Novel by Alan Alfredo Geday
Extract (Part I)
In the late afternoon along the broad sidewalks of Bensonhurst, the sweet-tart smell of marinara sauce filled the air. The Italian delis never ran out of it, and their store windows looked like a Warhol tableau, piled high with neat, immutable rows of canned tomatoes. The sauce was Bensonhurst’s bestseller, just good tomatoes with a little olive oil and a few garlic cloves, but the neighborhood didn’t just belong to the Sicilians or even the Neapolitans anymore; since the war ended, immigrants had been coming in from all over the Boot. The tri-color flag hung from nearly every building, drawing the borders of Brooklyn’s Little Italy. The neighborhood was awash with color, from giant billboards to posters for the latest blockbuster motion pictures. The record shops were always busy, and on the sidewalks market stalls were scattered in every direction.
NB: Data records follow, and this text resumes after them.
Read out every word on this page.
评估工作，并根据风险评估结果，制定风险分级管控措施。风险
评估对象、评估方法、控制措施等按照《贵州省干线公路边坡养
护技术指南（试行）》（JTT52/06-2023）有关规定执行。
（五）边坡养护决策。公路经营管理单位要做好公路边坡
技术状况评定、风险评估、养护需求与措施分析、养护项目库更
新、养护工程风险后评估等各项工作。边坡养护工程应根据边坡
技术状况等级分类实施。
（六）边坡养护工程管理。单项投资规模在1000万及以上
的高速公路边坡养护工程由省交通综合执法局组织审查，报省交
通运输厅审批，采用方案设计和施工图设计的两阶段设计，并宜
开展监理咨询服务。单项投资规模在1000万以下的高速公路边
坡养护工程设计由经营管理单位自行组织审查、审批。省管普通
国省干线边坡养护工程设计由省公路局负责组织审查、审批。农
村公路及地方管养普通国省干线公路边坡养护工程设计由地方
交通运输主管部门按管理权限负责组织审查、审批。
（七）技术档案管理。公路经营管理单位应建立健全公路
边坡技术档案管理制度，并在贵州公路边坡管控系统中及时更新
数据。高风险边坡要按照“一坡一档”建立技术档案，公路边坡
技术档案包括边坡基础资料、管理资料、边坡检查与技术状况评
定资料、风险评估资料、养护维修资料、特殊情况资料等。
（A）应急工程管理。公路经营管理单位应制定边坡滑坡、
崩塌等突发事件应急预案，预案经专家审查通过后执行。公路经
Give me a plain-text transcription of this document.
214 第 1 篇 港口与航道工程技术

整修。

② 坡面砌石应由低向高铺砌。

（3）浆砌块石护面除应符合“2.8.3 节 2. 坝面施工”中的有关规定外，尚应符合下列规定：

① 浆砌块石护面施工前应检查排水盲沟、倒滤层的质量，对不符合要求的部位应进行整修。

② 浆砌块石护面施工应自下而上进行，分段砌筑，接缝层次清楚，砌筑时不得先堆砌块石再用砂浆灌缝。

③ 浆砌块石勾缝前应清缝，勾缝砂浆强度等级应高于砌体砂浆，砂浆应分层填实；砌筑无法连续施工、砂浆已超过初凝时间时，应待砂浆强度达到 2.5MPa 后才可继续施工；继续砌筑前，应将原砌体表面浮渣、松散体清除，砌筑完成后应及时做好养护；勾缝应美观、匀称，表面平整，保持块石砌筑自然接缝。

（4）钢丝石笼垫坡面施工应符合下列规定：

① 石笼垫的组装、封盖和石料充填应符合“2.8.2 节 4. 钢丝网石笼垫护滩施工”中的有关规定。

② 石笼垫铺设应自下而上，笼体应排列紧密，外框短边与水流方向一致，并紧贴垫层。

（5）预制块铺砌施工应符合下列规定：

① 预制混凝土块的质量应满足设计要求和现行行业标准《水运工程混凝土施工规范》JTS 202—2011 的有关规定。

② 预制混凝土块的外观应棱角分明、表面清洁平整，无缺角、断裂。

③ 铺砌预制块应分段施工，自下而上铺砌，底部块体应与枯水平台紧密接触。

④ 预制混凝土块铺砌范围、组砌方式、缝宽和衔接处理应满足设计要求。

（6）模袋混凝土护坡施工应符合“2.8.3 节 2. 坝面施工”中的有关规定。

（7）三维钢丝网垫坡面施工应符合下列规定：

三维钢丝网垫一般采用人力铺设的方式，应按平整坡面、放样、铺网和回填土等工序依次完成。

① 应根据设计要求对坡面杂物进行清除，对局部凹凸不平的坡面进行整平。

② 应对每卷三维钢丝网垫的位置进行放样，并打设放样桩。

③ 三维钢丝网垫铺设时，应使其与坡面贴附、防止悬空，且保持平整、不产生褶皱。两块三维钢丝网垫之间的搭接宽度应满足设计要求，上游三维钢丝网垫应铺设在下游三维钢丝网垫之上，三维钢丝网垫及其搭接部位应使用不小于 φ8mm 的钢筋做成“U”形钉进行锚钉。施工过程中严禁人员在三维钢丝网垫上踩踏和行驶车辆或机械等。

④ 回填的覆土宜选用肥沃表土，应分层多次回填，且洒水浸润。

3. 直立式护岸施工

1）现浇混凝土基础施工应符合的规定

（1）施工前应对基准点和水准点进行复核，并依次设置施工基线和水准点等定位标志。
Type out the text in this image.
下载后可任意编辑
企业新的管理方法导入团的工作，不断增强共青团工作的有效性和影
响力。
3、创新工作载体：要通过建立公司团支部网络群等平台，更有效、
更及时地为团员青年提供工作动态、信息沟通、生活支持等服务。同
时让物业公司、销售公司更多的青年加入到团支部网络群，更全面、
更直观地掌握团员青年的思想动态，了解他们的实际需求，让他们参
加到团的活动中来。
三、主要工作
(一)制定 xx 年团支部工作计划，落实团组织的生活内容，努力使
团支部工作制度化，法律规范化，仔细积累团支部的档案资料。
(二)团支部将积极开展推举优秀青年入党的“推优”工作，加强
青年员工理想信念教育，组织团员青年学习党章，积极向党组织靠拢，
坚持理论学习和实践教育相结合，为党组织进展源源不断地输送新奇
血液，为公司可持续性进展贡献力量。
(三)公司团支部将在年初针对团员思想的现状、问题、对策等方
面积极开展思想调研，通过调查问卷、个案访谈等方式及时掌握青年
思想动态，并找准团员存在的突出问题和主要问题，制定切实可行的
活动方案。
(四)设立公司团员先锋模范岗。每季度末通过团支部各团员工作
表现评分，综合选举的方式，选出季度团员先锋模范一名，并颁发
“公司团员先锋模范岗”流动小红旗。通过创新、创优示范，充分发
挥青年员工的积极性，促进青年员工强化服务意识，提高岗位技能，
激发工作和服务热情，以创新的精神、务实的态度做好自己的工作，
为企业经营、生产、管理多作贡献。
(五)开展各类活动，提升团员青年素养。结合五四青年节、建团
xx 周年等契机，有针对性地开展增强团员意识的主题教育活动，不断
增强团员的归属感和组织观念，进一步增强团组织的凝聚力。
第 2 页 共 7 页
Café terraces overflowed with men busy at games of scopa, while the store windows were filled with toys and chewing-gum dispensers to pull in kids on their way home from school. Cars hummed along the roads, with yellow taxis honking and motorcycles popping, and the subway sailing high and loud above the packed streets. It was rush hour, and the residents of Bensonhurst were scurrying around one another in search of their groceries; a bunch of basil leaves here, a handful of dried eggplant there. It was almost dinner time, but lots of folks still sat chatting on the front steps of their brownstones. Others were calling into the Jewish delis for a chocolate krantz cake, a stuffed donut or a braided challah. Even in Italian New York, little pockets of the Jewish diaspora had always thrived.